Re: [Development] DesertProject (Black Desert Emulator)

Almost there... Almost...

 

[HiGaming]

Re: [Development] DesertProject (Black Desert Emulator)

maybe we need to create a team to work for a long time to make it work enough for enjoy ?

 

[InCube]

Re: [Development] DesertProject (Black Desert Emulator)

Crypto done, uploading sniffer and parser when done writing LoginServer (aka able to receive clients and stuff)

00 - 06 Header
07 - XX Body

Header content:
00 - 01 Packet Length
02 - IsEncrypted
03-04 Encryption state
05-06 Packet ID (If IsEncrypted > 0, need to decode packet before we get real packet ID)

maybe we need to create a team to work for a long time to make it work enough for enjoy ?

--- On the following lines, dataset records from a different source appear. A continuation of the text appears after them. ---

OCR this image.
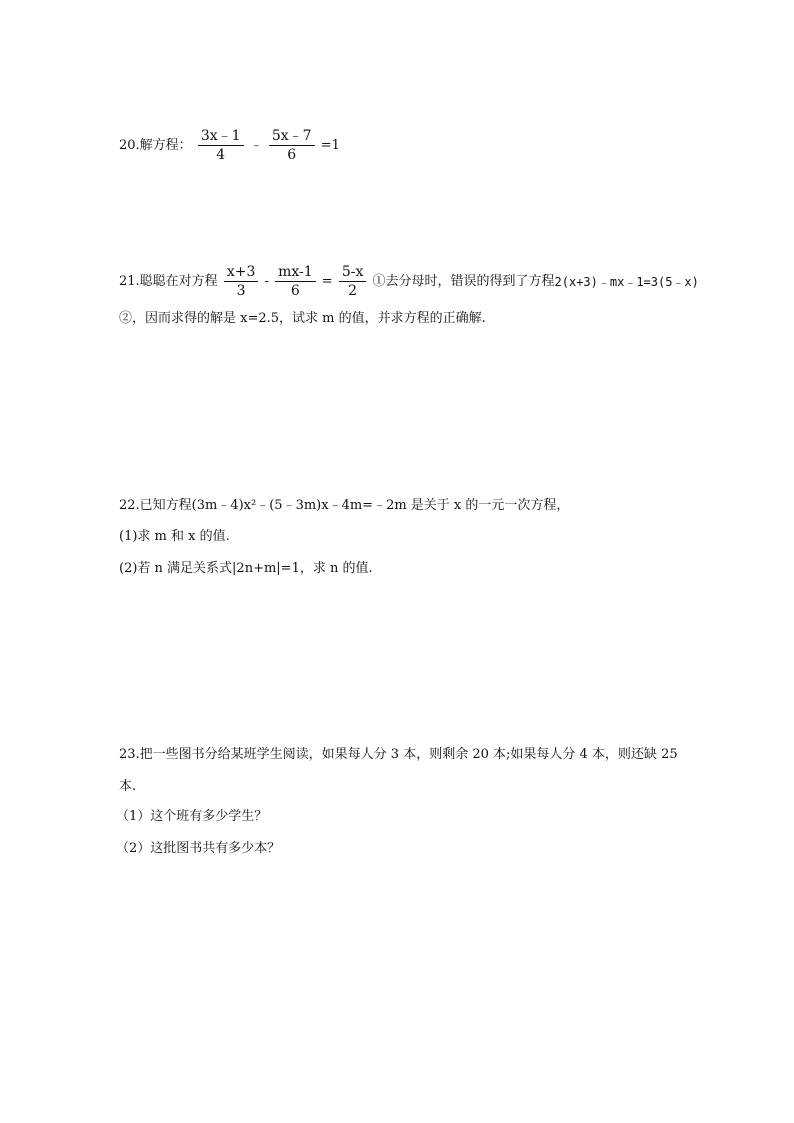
20.解方程： $\frac{3x﹣1}{4}$ ﹣ $\frac{5x﹣7}{6} =1$
21.聪聪在对方程 $\frac{x+3}{3} - \frac{mx-1}{6} = \frac{5-x}{2}$ ①去分母时，错误的得到了方程2(x+3)﹣mx﹣1=3(5﹣x)
②，因而求得的解是 x=2.5，试求 m 的值，并求方程的正确解.
22.已知方程(3m﹣4)x²﹣(5﹣3m)x﹣4m=﹣2m 是关于 x 的一元一次方程，
(1)求 m 和 x 的值.
(2)若 n 满足关系式|2n+m|=1，求 n 的值.
23.把一些图书分给某班学生阅读，如果每人分 3 本，则剩余 20 本;如果每人分 4 本，则还缺 25
本.
（1）这个班有多少学生？
（2）这批图书共有多少本？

Hopefully there will be mate, hopefully.
But for now I need to write the login-server for people to begin actually doing something.

 

[InCube]

Re: [Development] Black Desert Emulator

C++ Emulator Day 6. Made the token generation like on official server, couldn't decrypt the packet on the server YET,
this might be because of incorrect use of Rajndael, it's kind of complicated to use it. Tomorrow I will figure it out

 

[Via Nais]

Re: [Development] Black Desert Emulator

Good luck for this project !!

 

[AzumaR2]

Re: [Development] Black Desert Emulator

C++ Emulator Day 6. Made the token generation like on official server, couldn't decrypt the packet on the server YET,
this might be because of incorrect use of Rajndael, it's kind of complicated to use it. Tomorrow I will figure it out

Damn you are good :O I will stay there and watch your project ...

 

[SGA]

Re: [Development] Black Desert Emulator

Hello,

I'm interested in this project.
I believe ragezone must create a section for this game.

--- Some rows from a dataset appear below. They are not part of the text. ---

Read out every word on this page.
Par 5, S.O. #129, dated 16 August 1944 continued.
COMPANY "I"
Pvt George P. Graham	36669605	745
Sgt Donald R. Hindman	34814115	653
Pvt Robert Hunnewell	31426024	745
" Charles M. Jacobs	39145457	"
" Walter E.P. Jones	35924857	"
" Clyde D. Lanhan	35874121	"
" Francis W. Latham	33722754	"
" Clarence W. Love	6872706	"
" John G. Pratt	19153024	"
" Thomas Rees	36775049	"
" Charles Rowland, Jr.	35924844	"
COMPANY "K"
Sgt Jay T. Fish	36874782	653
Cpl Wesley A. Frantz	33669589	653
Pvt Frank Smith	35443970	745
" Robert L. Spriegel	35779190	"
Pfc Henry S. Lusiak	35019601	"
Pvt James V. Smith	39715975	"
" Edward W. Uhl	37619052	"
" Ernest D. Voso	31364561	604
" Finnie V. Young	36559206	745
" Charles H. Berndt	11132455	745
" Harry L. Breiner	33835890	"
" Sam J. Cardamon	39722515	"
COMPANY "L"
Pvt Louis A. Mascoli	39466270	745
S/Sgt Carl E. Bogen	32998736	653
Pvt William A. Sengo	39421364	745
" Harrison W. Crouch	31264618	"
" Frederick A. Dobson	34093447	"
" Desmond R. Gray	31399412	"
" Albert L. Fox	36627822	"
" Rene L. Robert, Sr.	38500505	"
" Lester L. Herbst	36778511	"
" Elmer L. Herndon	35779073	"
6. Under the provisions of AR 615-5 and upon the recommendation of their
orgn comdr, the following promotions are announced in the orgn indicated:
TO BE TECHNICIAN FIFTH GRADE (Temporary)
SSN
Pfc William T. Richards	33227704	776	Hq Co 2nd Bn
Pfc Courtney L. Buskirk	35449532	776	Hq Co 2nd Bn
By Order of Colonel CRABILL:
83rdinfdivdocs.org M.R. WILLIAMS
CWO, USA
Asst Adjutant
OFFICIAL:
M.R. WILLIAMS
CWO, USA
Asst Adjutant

I am unable to code VC++ but feel free to ask anything related to MySQL/MSSQL and PHP a decent ASP.
I also have 8 years of experience with Windows Server.
Currently working as a network manager in Datacenter.

IDK if you think I can be usefull with something, I'm here.

Thank you

 

[InCube]

Re: [Development] Black Desert Emulator

Hello,

I'm interested in this project.
I believe ragezone must create a section for this game.

I am unable to code VC++ but feel free to ask anything related to MySQL/MSSQL and PHP a decent ASP.
I also have 8 years of experience with Windows Server.
Currently working as a network manager in Datacenter.

IDK if you think I can be usefull with something, I'm here.

Thank you

I will see. But for now, there's nothing to do until I finish most of the things.



@DNC
I have just bypassed the "PIN" lockup and sent a server-list straight. Works wonders )
I will now parse the server-list and put there custom things and will see how it goes.

Just reversed the "Server list" packet, guess wut?

You will not be able to write English name, unless you use English patch.
Oh well, gonna do GameServer tomorrow.

 

[master_unknown]

Re: [Development] Black Desert Emulator

I hope people will not be greedy duck and steal your project then go dark.